Un grand bloc de jeunes activistes environnementaux est en cours de formation. Les délégués malgaches à la Conférence des jeunes du climat (COY 17) et à la Conférence des parties sur le changement climatique (COP 27) décident de créer une Alliance nationale de la jeunesse pour le climat et la biodiversité à Madagascar. Il s’agit d’une initiative de jeunes qui souhaitent apporter leur contribution dans la mise en œuvre de toutes les politiques cadres mises en œuvre et ratifiées par le pays pour que la lutte contre le changement climatique soit effective, indique Katia Mahery Rakotonirina, du « Young leaders fighting climate change ».
L’Alliance se fixe comme objectif de mobiliser durablement la jeunesse malgache autour des enjeux et défis du climat et de la biodiversité. Elle ambitionne également d’accroître la crédibilité des jeunes activistes et associations dans le mandat de cette lutte à Madagascar, en appuyant les actions de plaidoyer et de sensibilisation pour une meilleure intégration des jeunes dans le processus de négociations et de discussions liées aux changements climatiques. Le renforcement des capacités et la valorisation des innovations et solutions apportées par les jeunes figurent aussi dans les objectifs de l’Alliance, détaille Katia Mahery Rakotonirina.
Les jeunes qui sont à l’origine de cette initiative travaillent actuellement sur la formalisation de cette Alliance. Et étant donné que le changement climatique figure parmi les thématiques qui suscitent actuellement beaucoup d’intérêt chez les jeunes, les initiateurs de ce projet annonce la tenue prochaine d’un bootcamp pour la constitution de cette alliance. L’engagement des jeunes dans toutes les régions de la Grande île et de tous les secteurs concernés y sera discuté. « Tous ceux qui veulent renforcer nos rangs et appuyer les jeunes militants écologistes sont les bienvenus », souligne Anja Radoharinirina.

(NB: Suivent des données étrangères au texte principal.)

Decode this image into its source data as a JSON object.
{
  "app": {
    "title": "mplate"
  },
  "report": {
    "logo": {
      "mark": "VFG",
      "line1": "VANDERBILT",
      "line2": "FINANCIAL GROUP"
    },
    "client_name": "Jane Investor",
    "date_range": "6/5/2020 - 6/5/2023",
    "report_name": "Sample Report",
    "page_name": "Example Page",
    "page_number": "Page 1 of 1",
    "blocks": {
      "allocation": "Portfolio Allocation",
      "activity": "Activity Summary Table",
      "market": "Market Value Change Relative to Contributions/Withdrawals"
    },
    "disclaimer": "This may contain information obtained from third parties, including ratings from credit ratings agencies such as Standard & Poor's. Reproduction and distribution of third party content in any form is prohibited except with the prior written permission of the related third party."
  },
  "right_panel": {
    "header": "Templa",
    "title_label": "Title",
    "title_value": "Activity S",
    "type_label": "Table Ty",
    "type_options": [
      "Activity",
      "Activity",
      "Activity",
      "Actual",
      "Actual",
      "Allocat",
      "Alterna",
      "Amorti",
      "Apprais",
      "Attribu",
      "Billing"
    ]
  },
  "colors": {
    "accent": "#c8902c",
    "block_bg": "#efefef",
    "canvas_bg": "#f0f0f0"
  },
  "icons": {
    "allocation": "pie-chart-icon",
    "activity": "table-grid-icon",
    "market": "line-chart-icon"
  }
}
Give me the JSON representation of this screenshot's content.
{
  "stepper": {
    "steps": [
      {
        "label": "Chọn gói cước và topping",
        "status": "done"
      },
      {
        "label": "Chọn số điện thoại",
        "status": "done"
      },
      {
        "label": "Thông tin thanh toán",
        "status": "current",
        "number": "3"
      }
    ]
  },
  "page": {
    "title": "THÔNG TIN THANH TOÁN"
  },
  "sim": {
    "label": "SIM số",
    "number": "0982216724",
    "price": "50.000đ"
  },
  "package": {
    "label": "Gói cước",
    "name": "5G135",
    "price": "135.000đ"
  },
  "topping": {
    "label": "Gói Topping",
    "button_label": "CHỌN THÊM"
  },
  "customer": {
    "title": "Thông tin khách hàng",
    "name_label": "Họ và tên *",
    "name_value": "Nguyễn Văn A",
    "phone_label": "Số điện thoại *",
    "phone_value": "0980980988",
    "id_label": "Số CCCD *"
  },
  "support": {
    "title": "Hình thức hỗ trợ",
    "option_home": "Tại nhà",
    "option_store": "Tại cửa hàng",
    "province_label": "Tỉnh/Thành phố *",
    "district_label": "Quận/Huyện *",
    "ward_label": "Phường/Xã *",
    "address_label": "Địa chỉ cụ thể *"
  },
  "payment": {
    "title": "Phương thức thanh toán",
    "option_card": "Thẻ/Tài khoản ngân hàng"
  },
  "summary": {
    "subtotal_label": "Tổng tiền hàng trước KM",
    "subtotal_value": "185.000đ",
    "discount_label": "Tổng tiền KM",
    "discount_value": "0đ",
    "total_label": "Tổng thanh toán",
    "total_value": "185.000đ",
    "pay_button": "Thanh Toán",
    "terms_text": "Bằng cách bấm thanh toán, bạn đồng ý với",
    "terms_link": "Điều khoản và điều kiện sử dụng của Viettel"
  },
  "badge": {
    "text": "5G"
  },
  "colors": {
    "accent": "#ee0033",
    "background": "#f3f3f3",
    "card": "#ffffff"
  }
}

Un atelier de réflexion des jeunes de la société civile, pour dresser le bilan de la participation de Madagascar aux différentes conférences à l’international sur le climat et l’environnement, s’est par ailleurs tenu la semaine dernière. Plusieurs recommandations étaient émises par ces acteurs comme l’a rapporté la militante pour le climat et l’écofeministe Marie Christina Kolo. Il s’agit de recommandations pour l’avant, pendant et l’après COP.

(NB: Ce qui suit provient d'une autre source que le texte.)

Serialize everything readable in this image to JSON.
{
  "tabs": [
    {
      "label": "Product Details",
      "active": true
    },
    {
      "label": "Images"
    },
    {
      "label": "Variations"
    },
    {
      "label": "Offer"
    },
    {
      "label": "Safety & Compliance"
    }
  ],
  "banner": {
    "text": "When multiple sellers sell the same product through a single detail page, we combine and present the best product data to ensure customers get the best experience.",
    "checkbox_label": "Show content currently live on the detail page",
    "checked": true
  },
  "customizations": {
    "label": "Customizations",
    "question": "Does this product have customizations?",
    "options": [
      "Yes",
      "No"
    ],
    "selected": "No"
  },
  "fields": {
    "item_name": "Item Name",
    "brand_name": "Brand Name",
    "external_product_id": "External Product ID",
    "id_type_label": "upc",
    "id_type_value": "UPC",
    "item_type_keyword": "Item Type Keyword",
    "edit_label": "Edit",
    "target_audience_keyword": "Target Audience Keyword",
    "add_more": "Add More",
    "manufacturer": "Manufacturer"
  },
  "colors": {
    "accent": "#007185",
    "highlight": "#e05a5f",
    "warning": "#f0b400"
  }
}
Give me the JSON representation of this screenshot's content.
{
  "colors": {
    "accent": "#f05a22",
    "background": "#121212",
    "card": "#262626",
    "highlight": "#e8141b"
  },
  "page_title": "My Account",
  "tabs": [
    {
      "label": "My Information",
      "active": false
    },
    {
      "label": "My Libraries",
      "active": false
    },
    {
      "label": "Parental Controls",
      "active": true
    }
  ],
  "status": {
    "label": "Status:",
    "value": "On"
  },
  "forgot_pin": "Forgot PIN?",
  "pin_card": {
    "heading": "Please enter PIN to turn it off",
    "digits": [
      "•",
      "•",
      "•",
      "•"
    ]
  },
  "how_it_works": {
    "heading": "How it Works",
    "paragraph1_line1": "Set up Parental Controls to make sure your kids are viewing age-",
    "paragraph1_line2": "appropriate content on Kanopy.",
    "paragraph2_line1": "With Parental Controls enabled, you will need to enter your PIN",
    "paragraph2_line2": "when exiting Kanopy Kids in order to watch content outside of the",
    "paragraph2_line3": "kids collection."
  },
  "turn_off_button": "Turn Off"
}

Pour l’avant COP, deux principaux messages avaient été livrés, à commencer par la valorisation d’une participation inclusive et équitable de tous les acteurs de la société dans la préparation des conférences internationales. Mettre les enjeux environnementaux et climatiques au cœur des priorités et de l’agenda politique s’avère aussi important, a-t-elle souligné.
Pendant la COP, les jeunes de la société civile demandent au gouvernement d’augmenter la proactivité de la délégation Malgache au sein de ses groupes d’appartenances afin de rehausser sa visibilité. Ils recommandent aussi la valorisation de la visibilité de Madagascar à travers la mise en place d’un pavillon pour les prochaines COP. Puis, ces jeunes demandent au gouvernement d’être redevable par rapport aux engagements prises à la COP, rapporte Marie Christina Kolo.

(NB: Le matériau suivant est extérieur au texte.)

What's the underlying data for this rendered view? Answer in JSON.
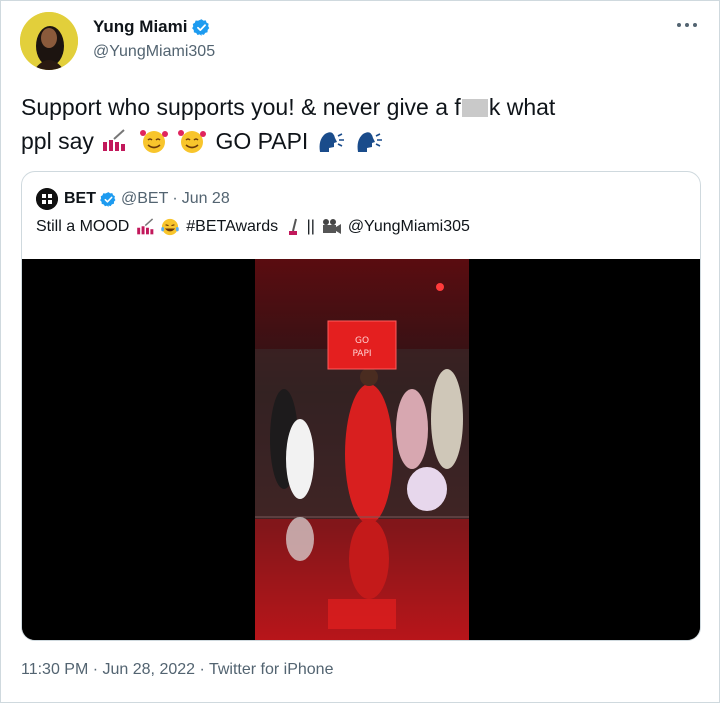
{
  "author": {
    "name": "Yung Miami",
    "handle": "@YungMiami305",
    "avatar_icon": "profile-photo"
  },
  "tweet": {
    "part1": "Support who supports you! & never give a f",
    "part2": "k what",
    "part3": "ppl say",
    "part4": "GO PAPI"
  },
  "quote": {
    "name": "BET",
    "handle": "@BET",
    "separator": "·",
    "date": "Jun 28",
    "text_part1": "Still a MOOD",
    "text_part2": "#BETAwards",
    "text_part3": "||",
    "text_part4": "@YungMiami305",
    "sign_text": "GO PAPI"
  },
  "footer": {
    "timestamp": "11:30 PM · Jun 28, 2022 · Twitter for iPhone"
  },
  "colors": {
    "verified": "#1d9bf0",
    "muted": "#536471",
    "text": "#0f1419",
    "border": "#cfd9de",
    "stage_red": "#d81f1f"
  }
}
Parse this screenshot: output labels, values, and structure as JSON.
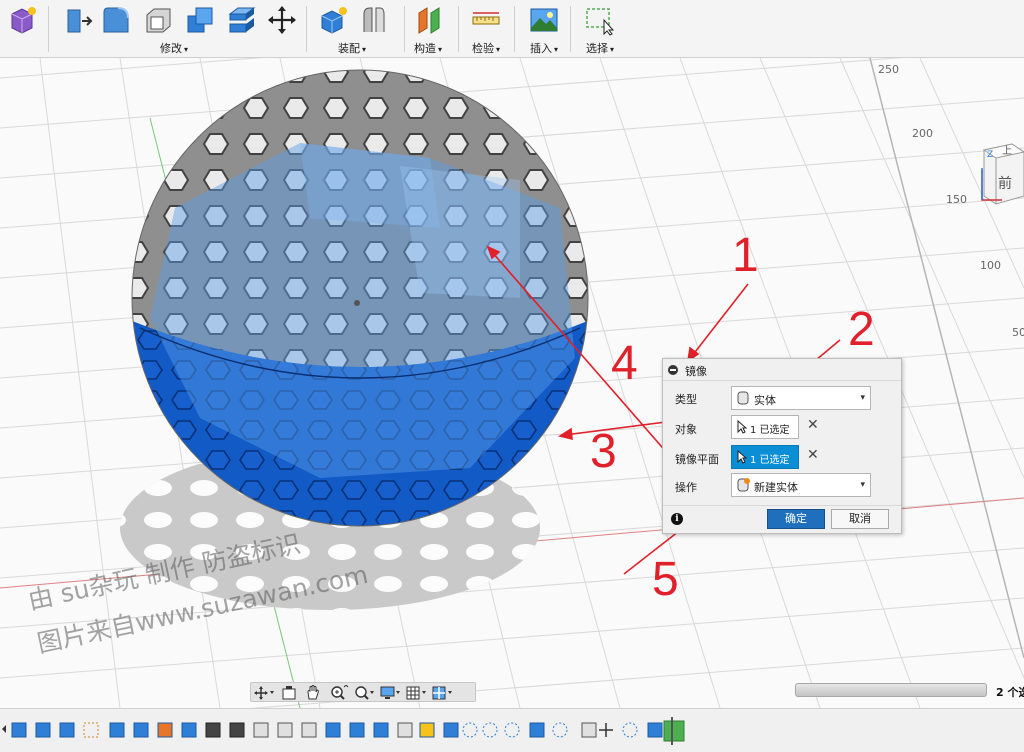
{
  "toolbar": {
    "groups": [
      {
        "label": "修改",
        "caret": "▾"
      },
      {
        "label": "装配",
        "caret": "▾"
      },
      {
        "label": "构造",
        "caret": "▾"
      },
      {
        "label": "检验",
        "caret": "▾"
      },
      {
        "label": "插入",
        "caret": "▾"
      },
      {
        "label": "选择",
        "caret": "▾"
      }
    ],
    "icons": [
      "create-solid-icon",
      "press-pull-icon",
      "fillet-icon",
      "shell-icon",
      "combine-icon",
      "split-icon",
      "move-icon",
      "new-component-icon",
      "joint-icon",
      "offset-plane-icon",
      "measure-icon",
      "insert-image-icon",
      "select-window-icon"
    ]
  },
  "viewport": {
    "grid_ticks": [
      "250",
      "200",
      "150",
      "100",
      "50"
    ],
    "viewcube_labels": {
      "top": "上",
      "front": "前",
      "axis_z": "Z"
    }
  },
  "dialog": {
    "title": "镜像",
    "type_label": "类型",
    "type_value": "实体",
    "objects_label": "对象",
    "objects_value": "1 已选定",
    "plane_label": "镜像平面",
    "plane_value": "1 已选定",
    "operation_label": "操作",
    "operation_value": "新建实体",
    "ok_label": "确定",
    "cancel_label": "取消",
    "info_glyph": "i",
    "clear_glyph": "✕",
    "dropdown_glyph": "▾"
  },
  "annotations": [
    "1",
    "2",
    "3",
    "4",
    "5"
  ],
  "watermark": {
    "line1": "由 su杂玩 制作 防盗标识",
    "line2": "图片来自www.suzawan.com"
  },
  "status": {
    "count_text": "2 个选"
  },
  "colors": {
    "accent_blue": "#1f6fbd",
    "selection_blue": "#0a8fd6",
    "body_blue": "#1565d8",
    "annotation_red": "#e0202a"
  }
}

Et enfin pour l’après COP, le gouvernement devra démontrer, à chaque résolution, des engagements intersectoriels mesurables et spécifiques, en phase avec les priorités de Madagascar. Le gouvernement est par ailleurs appelé à développer une stratégie de redevabilité et d’engagement effective, pour que tous les acteurs à tous les niveaux, et issus de tous les secteurs concernés par le changement climatique, surtout les jeunes, soient pleinement engagés dans la traduction des résolutions en actions, conclut-elle.